“Bridging hydrogen bonds” from guanidine and amidoxime groups on natural bamboo strips as a superantibacterial and knitted adsorbent to efficiently adsorb uranium from simulated seawater

•G-AOBS is synthetized by chemical cross-linking and acid-base neutralization reactions.•G-AOBS has outstanding anti-biofouling and superhydrophilic characteristics.•Compared with AOBS, the adsorption capacity of G-AOBS is increased by 1.38 times.•Three “bridges hydrogen bonds” are used to form the most stable chelation mode. Uranium adsorption from seawater can provide a sustainable development path for the future raw material supply of nuclear energy. However, in the process of uranium extraction from seawater, biofouling adheres to the surface of the adsorbent, wasting the adsorption sites and seriously affecting the adsorption capability of the adsorbent. Herein, inspired by the superanti-biofouling property of guanidine groups, a superantibacterial and knitted adsorbent with guanidine and amidoxime groups cografted on natural bamboo strips (G-AOBS) is synthesized to adsorb uranium from simulated seawater.
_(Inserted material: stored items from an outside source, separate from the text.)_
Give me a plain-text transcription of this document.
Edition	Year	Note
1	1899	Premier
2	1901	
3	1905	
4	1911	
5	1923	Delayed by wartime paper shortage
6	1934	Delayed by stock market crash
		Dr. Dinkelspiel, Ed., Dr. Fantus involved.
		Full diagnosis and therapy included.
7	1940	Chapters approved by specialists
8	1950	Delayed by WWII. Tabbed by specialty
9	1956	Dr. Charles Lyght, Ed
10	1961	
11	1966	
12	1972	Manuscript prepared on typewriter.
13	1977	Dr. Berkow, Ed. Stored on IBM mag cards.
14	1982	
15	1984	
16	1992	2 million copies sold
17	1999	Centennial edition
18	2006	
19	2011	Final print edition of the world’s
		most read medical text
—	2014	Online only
The intrinsic structure of bamboo is not destroyed by the whole grafting process, and G-AOBS still maintains the porous and cellulose crystalline structure. The grafting of guanidine groups improves the hydrophilicity and significantly enhances the anti-biofouling performance, thereby increasing the adsorption capacity for uranium (qe = 201.4 ± 13.23 mg g−1 at pH = 4 with C0 = 100 mg L−1 and qe = 1.04 ± 0.12 mg g−1 in simulated seawater with C0 = 500 μg L−1). According to the results of DFT, the guanidine and amidoxime groups can not only replace one carbonate in uranyl tricarbonate alone to form a more stable coordination structure but also have a synergistic effect between the two, that is, using three “bridging hydrogen bonds” to form the most stable chelation mode with uranyl dicarbonate.